Агамемнон усмехнулся.
— Я разве ребенок, который ни разу не держал в руках меч, что ты так обо мне беспокоишься? Или ты думал, Афины, которыми я управляю, опаснее бранного поля? Мне странно слышать такие речи, Ипатий. — Тон Атрида стал неуловимо холоднее.
— Но дела!
— Если бы я о них не помнил, то явился бы позже.
Под взглядом Атрида Ипатий смутился и наконец встал со ступеней.
— Я не хотел оскорбить тебя, о царь… Но, поверь, при одном взгляде на тебя мое сердце обливается кровью! В чем ты? Где ты был? На кого ты похож? Мой царь! Гордость Эллады! — горестно покачал головой молодой советник — ничуть не хуже старушки Феллы. — Еще вчера на площади ты выглядел так великолепно! А теперь? Ты выглядишь, как последний бродяга! Ты! Сын Атрея! Герой богоравный и славный! Пастырь народов, любимец всесильного рока!
Агамемнон, уже не в силах сдержаться, фыркнул от смеха.
— Боги, Ипатий, ну что за чушь ты несешь? Песни аэдов в мою честь всегда меня вгоняли в тоску! Тебе осталось только сказать, что более тысячи стадий два пальца моих разделяют. Но ты-то ведь в певцы, я надеюсь, не собираешься? Или должность первого советника не устраивает?
Ипатий только судорожно вздохнул — и проглотил готовые сорваться с языка слова.
Атрид рассмеялся, поднимаясь по ступеням и садясь на трон.

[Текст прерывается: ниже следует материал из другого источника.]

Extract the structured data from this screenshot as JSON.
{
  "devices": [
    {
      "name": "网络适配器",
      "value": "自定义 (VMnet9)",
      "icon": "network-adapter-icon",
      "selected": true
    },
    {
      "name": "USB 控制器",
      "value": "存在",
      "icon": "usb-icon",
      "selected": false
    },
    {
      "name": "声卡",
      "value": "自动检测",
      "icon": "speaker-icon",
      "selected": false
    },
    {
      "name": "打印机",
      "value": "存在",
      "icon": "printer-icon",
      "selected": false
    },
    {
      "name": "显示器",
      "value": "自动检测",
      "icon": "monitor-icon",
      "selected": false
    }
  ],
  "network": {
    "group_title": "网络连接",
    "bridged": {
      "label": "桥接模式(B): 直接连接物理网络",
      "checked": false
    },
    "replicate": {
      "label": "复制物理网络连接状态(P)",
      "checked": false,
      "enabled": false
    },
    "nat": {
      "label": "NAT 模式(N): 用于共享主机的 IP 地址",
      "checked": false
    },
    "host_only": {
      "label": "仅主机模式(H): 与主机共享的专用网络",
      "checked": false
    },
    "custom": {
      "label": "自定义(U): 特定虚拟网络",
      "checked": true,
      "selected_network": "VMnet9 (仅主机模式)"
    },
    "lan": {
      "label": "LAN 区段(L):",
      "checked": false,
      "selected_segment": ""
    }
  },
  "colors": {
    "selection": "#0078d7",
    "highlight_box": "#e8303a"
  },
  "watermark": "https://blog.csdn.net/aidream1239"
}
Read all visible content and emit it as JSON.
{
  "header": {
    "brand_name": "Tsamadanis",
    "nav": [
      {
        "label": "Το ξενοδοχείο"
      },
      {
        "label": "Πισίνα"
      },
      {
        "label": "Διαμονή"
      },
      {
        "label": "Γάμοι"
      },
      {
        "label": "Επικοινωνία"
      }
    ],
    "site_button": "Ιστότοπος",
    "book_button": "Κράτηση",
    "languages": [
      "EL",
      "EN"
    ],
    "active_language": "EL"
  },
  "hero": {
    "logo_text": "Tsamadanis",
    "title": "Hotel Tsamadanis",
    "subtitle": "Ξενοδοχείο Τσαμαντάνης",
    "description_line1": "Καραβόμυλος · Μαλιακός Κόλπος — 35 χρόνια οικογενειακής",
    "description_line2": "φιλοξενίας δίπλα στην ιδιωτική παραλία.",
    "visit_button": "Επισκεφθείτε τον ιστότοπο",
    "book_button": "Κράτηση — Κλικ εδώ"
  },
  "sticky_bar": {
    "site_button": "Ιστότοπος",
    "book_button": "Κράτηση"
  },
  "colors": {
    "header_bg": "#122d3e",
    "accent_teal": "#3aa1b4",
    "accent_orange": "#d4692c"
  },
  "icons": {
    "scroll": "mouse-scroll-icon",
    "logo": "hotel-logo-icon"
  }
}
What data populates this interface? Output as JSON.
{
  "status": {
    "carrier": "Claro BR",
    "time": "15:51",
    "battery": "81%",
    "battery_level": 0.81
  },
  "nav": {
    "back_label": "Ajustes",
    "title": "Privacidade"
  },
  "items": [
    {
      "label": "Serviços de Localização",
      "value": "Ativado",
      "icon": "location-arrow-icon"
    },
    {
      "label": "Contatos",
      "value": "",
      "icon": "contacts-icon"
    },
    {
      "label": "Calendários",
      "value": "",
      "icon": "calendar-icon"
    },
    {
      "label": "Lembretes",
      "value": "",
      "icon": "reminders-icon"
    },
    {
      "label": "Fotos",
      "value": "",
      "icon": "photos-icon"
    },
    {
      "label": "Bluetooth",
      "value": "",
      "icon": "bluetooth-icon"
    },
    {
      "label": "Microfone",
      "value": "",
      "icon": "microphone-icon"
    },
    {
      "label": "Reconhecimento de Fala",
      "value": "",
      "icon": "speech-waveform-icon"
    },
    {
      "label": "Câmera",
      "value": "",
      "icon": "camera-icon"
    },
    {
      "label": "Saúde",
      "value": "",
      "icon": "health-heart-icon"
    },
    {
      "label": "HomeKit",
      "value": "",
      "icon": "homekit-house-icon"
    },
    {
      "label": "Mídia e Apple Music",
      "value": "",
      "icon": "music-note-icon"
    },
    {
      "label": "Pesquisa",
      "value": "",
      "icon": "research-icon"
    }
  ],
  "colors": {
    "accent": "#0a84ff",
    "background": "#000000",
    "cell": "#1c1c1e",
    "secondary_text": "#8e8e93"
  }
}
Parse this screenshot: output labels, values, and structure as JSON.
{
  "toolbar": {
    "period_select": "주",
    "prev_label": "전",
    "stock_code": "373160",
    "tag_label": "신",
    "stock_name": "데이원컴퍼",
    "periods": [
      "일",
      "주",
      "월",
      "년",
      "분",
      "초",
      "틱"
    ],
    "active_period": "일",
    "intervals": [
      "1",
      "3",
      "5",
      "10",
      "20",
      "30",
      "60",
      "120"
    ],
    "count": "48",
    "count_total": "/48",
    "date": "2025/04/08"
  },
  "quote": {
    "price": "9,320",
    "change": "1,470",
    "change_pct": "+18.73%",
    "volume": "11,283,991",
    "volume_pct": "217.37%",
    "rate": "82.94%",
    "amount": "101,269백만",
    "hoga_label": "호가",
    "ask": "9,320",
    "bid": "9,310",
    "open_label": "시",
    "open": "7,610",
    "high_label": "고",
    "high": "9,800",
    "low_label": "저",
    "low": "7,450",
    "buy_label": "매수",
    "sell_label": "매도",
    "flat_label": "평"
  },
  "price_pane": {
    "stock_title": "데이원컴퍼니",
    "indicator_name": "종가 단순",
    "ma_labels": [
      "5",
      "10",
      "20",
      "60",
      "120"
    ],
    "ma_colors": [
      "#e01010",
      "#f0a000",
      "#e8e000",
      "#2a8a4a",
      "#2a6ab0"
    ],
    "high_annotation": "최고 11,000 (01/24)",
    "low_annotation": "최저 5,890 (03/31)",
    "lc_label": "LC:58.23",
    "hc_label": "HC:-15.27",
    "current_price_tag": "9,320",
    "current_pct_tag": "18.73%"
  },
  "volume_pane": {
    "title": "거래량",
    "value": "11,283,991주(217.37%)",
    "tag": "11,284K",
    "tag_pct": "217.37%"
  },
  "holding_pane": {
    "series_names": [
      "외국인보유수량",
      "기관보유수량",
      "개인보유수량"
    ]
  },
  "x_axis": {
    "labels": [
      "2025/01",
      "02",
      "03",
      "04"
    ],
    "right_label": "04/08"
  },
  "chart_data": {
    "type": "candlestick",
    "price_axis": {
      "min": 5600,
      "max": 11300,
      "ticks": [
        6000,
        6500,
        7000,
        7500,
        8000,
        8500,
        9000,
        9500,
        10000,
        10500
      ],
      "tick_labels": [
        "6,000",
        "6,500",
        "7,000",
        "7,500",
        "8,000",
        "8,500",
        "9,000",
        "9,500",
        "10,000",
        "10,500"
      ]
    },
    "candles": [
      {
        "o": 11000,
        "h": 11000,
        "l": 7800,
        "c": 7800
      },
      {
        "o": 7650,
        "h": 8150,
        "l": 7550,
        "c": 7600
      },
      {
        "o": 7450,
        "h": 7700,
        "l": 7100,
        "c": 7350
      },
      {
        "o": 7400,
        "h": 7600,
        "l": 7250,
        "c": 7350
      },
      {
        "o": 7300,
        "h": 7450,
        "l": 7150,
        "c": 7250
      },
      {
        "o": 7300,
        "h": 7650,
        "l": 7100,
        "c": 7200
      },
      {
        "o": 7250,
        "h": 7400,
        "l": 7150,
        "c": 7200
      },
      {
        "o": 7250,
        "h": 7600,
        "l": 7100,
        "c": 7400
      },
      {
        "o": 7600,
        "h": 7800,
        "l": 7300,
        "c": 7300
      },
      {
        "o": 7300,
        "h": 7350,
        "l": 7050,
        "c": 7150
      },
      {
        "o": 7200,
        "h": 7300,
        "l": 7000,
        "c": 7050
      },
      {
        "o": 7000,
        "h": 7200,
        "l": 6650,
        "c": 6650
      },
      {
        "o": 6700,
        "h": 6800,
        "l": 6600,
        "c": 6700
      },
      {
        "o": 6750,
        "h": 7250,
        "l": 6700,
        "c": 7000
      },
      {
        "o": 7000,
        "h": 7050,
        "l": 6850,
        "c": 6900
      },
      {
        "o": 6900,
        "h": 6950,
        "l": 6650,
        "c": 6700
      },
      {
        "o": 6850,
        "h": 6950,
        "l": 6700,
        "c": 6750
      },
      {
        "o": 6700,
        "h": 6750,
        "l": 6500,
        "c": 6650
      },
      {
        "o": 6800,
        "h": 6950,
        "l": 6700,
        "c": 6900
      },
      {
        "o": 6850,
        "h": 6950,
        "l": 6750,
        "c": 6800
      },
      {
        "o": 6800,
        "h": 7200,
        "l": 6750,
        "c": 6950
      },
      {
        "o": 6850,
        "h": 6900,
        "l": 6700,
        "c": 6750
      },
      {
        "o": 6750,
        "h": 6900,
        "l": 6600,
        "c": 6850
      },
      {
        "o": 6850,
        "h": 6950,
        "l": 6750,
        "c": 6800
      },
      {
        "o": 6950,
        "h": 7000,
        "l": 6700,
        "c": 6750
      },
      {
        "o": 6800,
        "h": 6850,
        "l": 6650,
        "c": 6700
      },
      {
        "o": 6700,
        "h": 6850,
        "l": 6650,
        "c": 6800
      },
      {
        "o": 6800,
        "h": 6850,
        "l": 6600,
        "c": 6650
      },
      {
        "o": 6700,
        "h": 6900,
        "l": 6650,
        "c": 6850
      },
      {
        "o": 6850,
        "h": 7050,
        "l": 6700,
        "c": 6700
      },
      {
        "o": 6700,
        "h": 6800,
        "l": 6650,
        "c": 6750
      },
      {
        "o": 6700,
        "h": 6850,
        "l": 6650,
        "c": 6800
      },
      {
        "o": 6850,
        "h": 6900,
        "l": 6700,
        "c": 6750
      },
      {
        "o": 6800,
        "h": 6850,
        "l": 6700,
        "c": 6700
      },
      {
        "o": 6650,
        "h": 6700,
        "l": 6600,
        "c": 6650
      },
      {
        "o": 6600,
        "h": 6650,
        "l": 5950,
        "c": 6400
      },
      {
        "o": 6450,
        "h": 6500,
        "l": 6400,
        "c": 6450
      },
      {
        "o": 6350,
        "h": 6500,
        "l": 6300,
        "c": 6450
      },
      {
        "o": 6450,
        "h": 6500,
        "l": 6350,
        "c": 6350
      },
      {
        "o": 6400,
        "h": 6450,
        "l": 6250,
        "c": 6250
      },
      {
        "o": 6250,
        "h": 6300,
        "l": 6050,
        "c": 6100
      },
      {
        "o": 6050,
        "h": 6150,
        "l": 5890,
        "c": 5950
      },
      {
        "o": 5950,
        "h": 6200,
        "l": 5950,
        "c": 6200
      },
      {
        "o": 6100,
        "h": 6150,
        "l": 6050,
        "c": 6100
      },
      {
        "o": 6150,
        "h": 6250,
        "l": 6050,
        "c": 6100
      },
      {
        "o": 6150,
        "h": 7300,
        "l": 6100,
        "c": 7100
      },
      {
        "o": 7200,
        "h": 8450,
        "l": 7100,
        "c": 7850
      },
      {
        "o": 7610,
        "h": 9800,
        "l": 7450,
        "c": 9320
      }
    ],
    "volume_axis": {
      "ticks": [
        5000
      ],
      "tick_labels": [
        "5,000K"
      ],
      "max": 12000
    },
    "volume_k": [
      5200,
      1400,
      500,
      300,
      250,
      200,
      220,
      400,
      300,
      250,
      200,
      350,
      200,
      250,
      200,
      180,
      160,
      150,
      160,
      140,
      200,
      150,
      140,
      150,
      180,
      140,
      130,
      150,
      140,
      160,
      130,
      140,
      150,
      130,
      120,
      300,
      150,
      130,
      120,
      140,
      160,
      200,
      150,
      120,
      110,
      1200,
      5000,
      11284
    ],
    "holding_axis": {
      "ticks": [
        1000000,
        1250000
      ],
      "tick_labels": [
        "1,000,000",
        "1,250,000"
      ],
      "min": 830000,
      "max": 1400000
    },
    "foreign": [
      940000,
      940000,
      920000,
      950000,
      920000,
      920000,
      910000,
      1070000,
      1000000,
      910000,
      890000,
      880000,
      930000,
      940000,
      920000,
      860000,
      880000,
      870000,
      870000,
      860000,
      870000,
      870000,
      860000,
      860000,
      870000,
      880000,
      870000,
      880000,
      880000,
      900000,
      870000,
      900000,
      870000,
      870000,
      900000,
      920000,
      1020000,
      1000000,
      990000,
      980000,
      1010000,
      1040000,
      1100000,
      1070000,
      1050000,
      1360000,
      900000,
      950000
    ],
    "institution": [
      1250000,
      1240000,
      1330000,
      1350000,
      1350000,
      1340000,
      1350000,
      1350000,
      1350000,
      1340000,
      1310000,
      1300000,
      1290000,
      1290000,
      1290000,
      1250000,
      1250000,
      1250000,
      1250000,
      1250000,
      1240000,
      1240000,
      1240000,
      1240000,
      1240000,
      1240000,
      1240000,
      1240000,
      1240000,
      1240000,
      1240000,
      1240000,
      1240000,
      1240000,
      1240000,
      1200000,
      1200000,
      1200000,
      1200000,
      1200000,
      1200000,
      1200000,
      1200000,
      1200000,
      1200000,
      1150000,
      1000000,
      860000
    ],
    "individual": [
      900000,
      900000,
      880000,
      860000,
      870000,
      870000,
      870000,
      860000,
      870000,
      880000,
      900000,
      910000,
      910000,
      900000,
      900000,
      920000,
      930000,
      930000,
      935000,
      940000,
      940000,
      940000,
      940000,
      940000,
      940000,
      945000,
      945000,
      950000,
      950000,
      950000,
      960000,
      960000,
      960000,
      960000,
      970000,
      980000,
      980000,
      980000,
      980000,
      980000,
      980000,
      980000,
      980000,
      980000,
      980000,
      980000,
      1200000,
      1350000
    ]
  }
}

— Давай, я слушаю, — с улыбкой кивнул он. — Что там у тебя за спешные дела, требующие мчаться к царю до восхода?
— Да… собственно… ничего спешного… — совсем стушевался советник. — Обычные текущие, так…
— Ну, давай, — снова усмехнулся царь.
Подавая владыке Эллады вощеные таблички с записями, Ипатий едва мог сдержать дрожь в руках. Боги! Он и в самом деле позволил себе непростительно забыться. Атрид никогда не допускал давления на себя, никогда не позволял подчиненным переходить в отношениях с ним некую грань. Он не был тираном и не кичился своим положением, мог и пошутить, и посочувствовать, был внимательным и чутким руководителем… но все же именно руководителем.
Ипатий мечтал управлять царем, и большей частью ему это удавалось, но советнику приходилось всегда идти словно по тонкому льду. Малейшее неверное движение — и провалишься в ледяную воду.
И уже не выплывешь.
Агамемнон не прощал попыток влиять на его решения и поступки.
Больше всего Ипатий боялся появления человека, который откроет царю глаза… или же оттеснит советника подальше и сам займет его место.
Вот где был царь этой ночью? С кем говорил? Что услышал? Советник замечал: разбирая дела, молодой правитель нет-нет да и замирал, с мечтательной улыбкой глядя вдаль, и глаза его начинали сиять.